Though Diaz did not explicitly make the point, he delivered that argument in a moment in which many diplomatic observers believe the Vatican is going through a period of retrenchment – becoming more reluctant about taking on new initiatives, and more difficult to mobilize even in areas of longstanding concern.
Moreover, the prospects for partnerships between the United States and the Holy See – what Italian journalist Massimo Franco calls the “parallel empires” of the West, meaning the world’s most important hard and soft powers – have been complicated not only by differences over abortion and other pro-life concerns, but also because both the United States and the Vatican have been preoccupied by internal crises.
In that context, Diaz’s speech Monday evening amounted to a plea to movers and shakers on both sides of the U.S./Vatican relationship not to throw in the towel.
To diplomats, Diaz argued that pursuing their humanitarian and foreign policy concerns in the 21st century requires engaging religious communities.
tDiaz argued that we live in a time of “the globalization of God” and a “worldwide religious resurgence.” In that context, he said, “the presence of religious agents and organizations, and their networks of relationships, are essential to meet the challenges that confront us.”
Diaz quoted the French Catholic philosopher Jacques Maritain to the effect that the “common good” must include the religious and moral sentiments of the members of a society. (Maritain, by the way, also served as the French Ambassador to the Holy See from 1945-48, making him sort of a patron saint for the scholar-diplomat.)
On a more practical note, Diaz argued that the Holy See is a valuable listening post, ranking among the top five states in the world in terms of the number of countries with which it has diplomatic relations. At present, the Holy See has relations with 178 states as well as member or observer status in virtually every international organization in the world, including the United Nations.
The Vatican, Dias suggested, is also a point of entry to the “vast network of humanitarian, educational and health care institutions” affiliated with the Catholic church around the world.

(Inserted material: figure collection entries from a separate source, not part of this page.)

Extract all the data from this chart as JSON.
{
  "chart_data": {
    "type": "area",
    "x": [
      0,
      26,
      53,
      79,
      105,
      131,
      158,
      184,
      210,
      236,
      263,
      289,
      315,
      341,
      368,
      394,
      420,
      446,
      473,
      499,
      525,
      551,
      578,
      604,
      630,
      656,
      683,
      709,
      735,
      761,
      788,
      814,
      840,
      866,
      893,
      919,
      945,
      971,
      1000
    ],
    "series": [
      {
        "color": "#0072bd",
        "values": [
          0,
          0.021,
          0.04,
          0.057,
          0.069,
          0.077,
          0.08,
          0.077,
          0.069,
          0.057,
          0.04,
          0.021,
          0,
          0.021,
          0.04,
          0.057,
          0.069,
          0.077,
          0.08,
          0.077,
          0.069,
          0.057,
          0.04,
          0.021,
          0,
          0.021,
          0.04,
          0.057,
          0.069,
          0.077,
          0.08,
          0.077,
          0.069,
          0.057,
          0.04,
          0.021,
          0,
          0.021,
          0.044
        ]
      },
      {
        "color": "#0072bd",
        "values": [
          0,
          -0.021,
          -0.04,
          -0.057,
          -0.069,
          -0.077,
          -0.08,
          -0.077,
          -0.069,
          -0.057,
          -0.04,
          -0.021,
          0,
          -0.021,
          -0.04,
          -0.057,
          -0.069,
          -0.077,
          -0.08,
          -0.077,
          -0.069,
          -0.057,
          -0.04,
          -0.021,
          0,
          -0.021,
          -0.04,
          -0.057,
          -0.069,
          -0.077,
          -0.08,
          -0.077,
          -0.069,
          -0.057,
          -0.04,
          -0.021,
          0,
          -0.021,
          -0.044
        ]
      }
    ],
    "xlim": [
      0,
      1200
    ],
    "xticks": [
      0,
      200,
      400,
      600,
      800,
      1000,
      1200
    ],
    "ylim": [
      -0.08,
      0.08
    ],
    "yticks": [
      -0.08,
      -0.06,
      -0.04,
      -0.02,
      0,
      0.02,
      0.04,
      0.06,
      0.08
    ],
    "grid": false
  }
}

To church leaders in a time of growing concern about Catholic identity – which sometimes translates into skepticism about partnerships with secular actors – Diaz argued that diplomacy brings something valuable to religion too.
Opening with a citation from “Gaudium et Spes,” the document of the Second Vatican Council (1962-65) on the church and the modern world, Diaz contended that religions don’t just teach the world, they also learn from it.
“Religion needs diplomacy to stay in touch with the socio-political and cultural realities of the world,” he said, arguing that contact with the complex realities of diplomacy can “prevent religious institutions from falling into sectarianism” as well as “fundamentalism and extremism,” while also “improving their likelihood of success with respect to actions on behalf of the common good.”
Diaz provided his own theological sound-bite: “Jerusalem needs Athens to become a more persuasive voice and agent of change in the world.”
Diaz closed by noting that the mutual relationship between faith and reason, between the City of God and the earthly city, is not only an ancient trope in Catholicism, but a core concern of Pope Benedict XVI.
The next opportunity to test the capacity of the “parallel empires” to work together should come in May, when Diaz and the U.S. Embassy to the Holy See, along with St. Thomas University in Miami, host an international conference on the prevention of human trafficking. The idea is to strengthen public and private partnerships and to “expand the network of religious agents engaged in this important mission.”